I can see his point. He’s deeply conflicted. And he reckons he knows people who actually served in Afghanistan, and may have shouldered a rifle. He says, they’re “Gods Soldiers”. That’s why he proudly displays an Aussie flag outside his Caravan. It’s unquestionable he reckons. If you carry a rifle for Australia you need recognition. Our Aussie men and women athletes get it when they row, poke, jump, power-walk for Australia. So why shouldn’t those who shoulder guns and put their lives on the line. But there has to be qualification. WE don’t want that treatment for ambos, fire fighters, surgeons of little kiddies who save their french poodles from drowning at Dreamworld. It should only go to those who wear camo gear, a slouch hat, and uphold traditional Aussie Values.

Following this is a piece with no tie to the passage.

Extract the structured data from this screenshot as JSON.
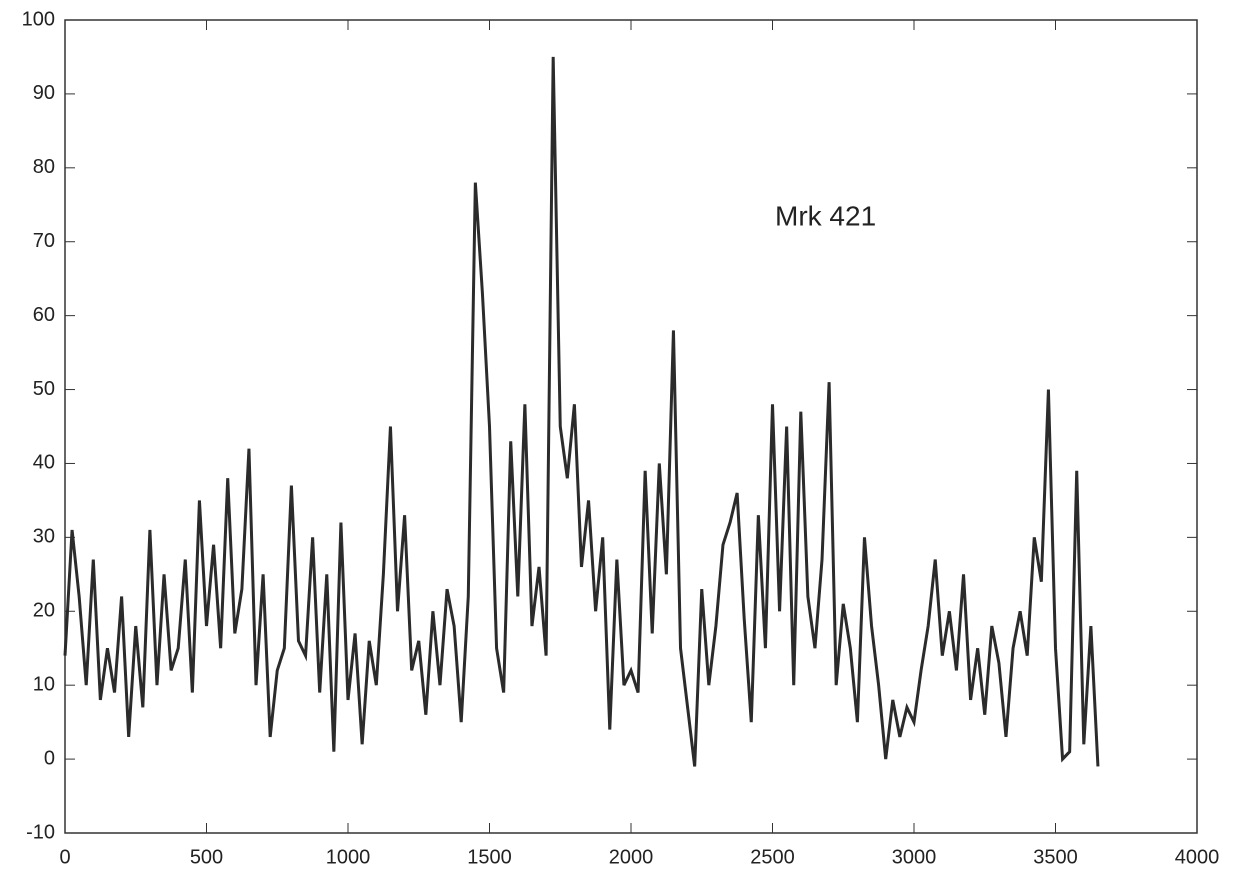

And the same can be said for all the other in the military. The pen pushers the bum wipers, the attendants, the drivers the cooks, the bottle washers, the latrine diggers, for without them, the pointy end of Australian Foreign policy, would be BLUNTED!!
So let’s salute them and for a bit of theatre, cos dressing up in uniform and wearring medals is pretty high theatre, can we do a lttle more than salute them?
Can we do a little march, as they walk off the plane?
Cecil reckons that the goose step is pretty fetching. It sort of stirs an emotional chord.
And swords raised look pretty good. The flight attendants and baggage handlers could raise swords.
And we also like the bagpipes. A lone bagpiper serenading the veteran off the plane would be priceless and the entire passenger filled aeroplane could watch in awe at the glorious sacrifice the veterans, some of whom who may have even served overseas, have demonstrated.
Though we’d have to be careful. This would not be approriate for veterans disembarking from helicopters, cos veterans go funny with the sound of helicopters. What’s that quote we borrowed from the Viet Cong? We love the sound of helicopters in the morning.
And besides, by saluting we never ever have to think about why why we put them there in the first place.